Thanks for listening. :)

Sunday, May 9, 2010

Special.

You know, I am a pretty fantastic mother.
And I'm not just saying that. I'm basing my superior status on empirical evidence.

Let's examine the facts:
1. I have three children.
2. None of them have died.

Right there, I am way ahead of most mothers in history. I don't think 5% of mothers could claim those accomplishments a century ago, which I think had less to do with dysentery and cholera and more to do with poor mothering skills.

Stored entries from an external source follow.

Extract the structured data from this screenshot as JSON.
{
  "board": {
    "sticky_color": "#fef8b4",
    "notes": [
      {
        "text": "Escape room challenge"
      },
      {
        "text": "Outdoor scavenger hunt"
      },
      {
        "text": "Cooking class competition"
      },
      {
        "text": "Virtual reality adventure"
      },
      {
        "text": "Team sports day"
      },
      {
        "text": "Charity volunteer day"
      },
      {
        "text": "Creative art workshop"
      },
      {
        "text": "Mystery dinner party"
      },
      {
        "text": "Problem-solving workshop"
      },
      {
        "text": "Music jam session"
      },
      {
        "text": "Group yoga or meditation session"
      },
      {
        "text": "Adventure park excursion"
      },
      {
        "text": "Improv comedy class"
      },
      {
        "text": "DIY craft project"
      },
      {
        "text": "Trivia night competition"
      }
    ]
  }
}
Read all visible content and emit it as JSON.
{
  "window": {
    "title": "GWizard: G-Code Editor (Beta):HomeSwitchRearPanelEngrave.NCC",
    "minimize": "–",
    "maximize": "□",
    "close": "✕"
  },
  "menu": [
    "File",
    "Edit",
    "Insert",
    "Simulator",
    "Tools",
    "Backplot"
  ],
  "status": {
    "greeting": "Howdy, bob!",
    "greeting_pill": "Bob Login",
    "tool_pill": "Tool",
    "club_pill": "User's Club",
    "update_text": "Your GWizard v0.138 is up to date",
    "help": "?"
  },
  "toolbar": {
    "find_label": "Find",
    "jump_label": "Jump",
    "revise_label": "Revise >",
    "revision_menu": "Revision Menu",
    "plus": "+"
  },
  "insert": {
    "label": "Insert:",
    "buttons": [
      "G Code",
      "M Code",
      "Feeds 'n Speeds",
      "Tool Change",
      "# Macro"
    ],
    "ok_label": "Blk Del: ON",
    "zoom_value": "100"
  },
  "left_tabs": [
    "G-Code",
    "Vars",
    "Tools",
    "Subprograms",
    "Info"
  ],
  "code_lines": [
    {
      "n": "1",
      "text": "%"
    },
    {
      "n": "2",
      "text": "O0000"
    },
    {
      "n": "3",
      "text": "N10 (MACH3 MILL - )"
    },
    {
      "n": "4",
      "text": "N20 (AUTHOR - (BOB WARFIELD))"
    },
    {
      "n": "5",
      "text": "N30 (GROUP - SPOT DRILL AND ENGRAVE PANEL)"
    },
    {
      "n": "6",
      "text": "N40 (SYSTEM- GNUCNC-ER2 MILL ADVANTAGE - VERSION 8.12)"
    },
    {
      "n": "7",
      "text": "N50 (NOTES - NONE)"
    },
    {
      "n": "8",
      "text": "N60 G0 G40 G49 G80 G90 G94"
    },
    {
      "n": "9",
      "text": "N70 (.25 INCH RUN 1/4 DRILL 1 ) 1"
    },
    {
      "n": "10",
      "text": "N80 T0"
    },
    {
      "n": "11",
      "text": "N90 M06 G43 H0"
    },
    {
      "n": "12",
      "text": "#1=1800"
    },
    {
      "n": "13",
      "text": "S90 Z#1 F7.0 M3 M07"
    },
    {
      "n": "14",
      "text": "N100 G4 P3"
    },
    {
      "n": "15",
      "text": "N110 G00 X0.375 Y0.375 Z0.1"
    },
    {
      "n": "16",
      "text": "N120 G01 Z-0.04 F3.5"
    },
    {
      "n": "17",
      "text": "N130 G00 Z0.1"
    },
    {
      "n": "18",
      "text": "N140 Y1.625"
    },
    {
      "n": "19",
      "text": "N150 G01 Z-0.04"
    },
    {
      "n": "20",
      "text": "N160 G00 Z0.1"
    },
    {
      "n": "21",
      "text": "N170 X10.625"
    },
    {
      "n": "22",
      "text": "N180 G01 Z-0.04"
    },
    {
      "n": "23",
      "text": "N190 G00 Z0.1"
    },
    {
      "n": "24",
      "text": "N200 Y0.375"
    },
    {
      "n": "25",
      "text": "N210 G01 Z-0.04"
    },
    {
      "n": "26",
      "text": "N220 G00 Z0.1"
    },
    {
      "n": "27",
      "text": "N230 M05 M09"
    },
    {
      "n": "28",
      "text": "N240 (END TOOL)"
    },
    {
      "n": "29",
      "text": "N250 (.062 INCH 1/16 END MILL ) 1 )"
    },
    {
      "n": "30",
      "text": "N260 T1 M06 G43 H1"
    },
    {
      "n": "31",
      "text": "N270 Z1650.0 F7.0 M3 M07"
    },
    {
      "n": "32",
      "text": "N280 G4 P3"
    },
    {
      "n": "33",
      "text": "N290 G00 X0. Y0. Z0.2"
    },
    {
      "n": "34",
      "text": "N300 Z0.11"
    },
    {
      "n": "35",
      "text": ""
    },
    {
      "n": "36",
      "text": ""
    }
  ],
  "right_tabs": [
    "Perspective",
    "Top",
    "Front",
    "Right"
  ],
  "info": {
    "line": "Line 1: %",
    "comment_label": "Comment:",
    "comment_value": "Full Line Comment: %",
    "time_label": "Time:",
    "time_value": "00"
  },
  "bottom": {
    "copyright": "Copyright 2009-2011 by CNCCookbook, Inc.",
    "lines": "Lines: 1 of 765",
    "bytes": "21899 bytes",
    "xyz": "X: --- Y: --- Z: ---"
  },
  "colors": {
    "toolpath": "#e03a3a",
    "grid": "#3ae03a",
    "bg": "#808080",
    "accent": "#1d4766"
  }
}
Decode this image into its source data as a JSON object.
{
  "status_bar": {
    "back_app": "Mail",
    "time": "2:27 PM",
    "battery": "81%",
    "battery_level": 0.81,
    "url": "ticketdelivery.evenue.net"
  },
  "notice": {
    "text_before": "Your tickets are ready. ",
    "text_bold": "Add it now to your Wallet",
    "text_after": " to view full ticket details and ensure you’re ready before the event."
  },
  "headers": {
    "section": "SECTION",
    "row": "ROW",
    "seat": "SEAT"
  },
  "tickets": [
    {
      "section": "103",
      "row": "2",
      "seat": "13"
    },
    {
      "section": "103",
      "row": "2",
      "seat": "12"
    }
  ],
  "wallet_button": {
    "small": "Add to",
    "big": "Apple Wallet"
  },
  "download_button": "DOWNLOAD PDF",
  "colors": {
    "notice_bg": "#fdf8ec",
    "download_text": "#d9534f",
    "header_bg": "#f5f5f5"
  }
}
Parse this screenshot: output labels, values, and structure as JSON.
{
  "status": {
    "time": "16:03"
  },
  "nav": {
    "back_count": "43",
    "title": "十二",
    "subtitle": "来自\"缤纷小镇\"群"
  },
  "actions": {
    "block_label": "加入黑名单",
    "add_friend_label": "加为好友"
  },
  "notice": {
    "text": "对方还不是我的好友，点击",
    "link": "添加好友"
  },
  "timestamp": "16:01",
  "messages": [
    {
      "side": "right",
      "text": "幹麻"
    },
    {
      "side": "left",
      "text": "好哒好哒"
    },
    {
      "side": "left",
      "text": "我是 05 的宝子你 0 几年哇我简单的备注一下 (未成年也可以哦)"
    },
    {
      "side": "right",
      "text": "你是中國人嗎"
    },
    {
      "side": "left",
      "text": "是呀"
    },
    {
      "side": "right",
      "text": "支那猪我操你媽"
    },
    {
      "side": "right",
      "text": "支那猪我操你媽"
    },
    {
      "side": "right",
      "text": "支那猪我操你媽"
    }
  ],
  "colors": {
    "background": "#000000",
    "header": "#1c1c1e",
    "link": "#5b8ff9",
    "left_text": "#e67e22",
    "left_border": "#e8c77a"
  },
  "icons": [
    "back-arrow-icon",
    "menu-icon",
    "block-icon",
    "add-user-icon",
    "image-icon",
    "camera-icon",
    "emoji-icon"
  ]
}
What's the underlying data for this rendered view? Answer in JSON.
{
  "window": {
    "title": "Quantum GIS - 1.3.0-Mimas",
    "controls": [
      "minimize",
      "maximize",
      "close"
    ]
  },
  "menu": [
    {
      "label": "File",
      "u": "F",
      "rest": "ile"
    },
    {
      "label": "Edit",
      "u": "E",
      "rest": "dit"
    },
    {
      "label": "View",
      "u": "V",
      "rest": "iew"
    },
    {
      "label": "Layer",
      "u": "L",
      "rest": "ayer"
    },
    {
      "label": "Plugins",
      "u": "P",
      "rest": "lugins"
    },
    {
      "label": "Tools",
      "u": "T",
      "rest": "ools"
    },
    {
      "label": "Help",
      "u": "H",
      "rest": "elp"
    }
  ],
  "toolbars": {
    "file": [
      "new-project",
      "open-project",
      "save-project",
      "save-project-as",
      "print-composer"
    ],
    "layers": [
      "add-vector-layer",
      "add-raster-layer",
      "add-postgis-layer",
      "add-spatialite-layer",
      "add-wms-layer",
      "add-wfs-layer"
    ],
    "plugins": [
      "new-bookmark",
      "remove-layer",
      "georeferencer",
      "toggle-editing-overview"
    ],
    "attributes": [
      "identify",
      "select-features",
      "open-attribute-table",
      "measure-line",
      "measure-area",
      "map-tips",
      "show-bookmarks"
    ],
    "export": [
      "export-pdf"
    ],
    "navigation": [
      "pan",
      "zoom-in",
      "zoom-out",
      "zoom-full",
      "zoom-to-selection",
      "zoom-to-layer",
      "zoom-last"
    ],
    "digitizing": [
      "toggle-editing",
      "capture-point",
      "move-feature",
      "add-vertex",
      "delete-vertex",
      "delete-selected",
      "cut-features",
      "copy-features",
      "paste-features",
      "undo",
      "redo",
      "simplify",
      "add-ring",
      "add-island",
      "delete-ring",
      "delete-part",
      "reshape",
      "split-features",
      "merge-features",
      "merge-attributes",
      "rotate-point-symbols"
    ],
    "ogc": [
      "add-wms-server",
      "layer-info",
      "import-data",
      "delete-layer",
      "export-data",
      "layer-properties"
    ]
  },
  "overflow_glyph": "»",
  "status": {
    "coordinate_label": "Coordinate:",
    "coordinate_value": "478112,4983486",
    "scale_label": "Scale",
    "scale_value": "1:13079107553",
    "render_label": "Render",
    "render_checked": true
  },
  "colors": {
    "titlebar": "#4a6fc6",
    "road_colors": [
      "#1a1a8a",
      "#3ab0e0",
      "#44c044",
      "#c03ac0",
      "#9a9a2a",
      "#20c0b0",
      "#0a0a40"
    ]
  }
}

But there's more. Oh yes, there's more.
3. I love to enrich my children's minds with copious amounts of PBS Kids "Curious George" and, thanks to Netflix "watch instantly", a healthy dose of WOW WOW WUBBZY: WUBBZY'S BIG MOVIE. I think that letting them watch androgynous creatures that speak with various accents and have no relationship to reality helps prepare them for the real world, with a special emphasis on doing anything you want and getting away with it.
4. The worst swear word my kids have come up with, so far, is "poop." So that's good.

So there you have it. I am a fantastic mother.
Hope you are feeling as confident and assured of your place in the future Hallmark Hall of Fame "Special Mothers" made-for-tv movie as I am today.
Happy Mothering.

Wednesday, May 5, 2010

Everybody do your share...

This morning, Munchkin hucked her eggs off her high chair tray and declared herself "STUCK."

I got her out and started chanting the "Clean up, clean up, everybody do your share" song.
You know that song right?

She crouched down next to me, pointed at the eggs, and sang the REAL version of that song. It goes like this:
"Mom-my, Mom-my, Mommy Mommy Mommy Mommeeeeee..."

Yep. That's about right.

Saturday, May 1, 2010

Genetics.

When I was a little girl, if I got up really late at night, I would go out to the living room, and I would find my mother.

She is a night owl.

Almost without fail, she would be there, eating red pudding and watching something--the Star Trek films are what I remember most.

If I got up at just the right time, she would share a bowl of red pudding with me.
That was the best thing ever.

I understand why she was a night owl. The peace while children sleep. Cleaning up a house or a room and having it stay clean--even for just a little while.

If you came to my house and woke up late, you'd find watching movies. Probably Harry Potter. Maybe Sense and Sensibility. And eating red pudding.

I would share a bowl with you.

My daughter has discovered this habit of mine, that I got from my own mother. She loves to join me for "Girl's Nights."

No one can tell me that those moments of parenthood aren't the best, most magical things ever.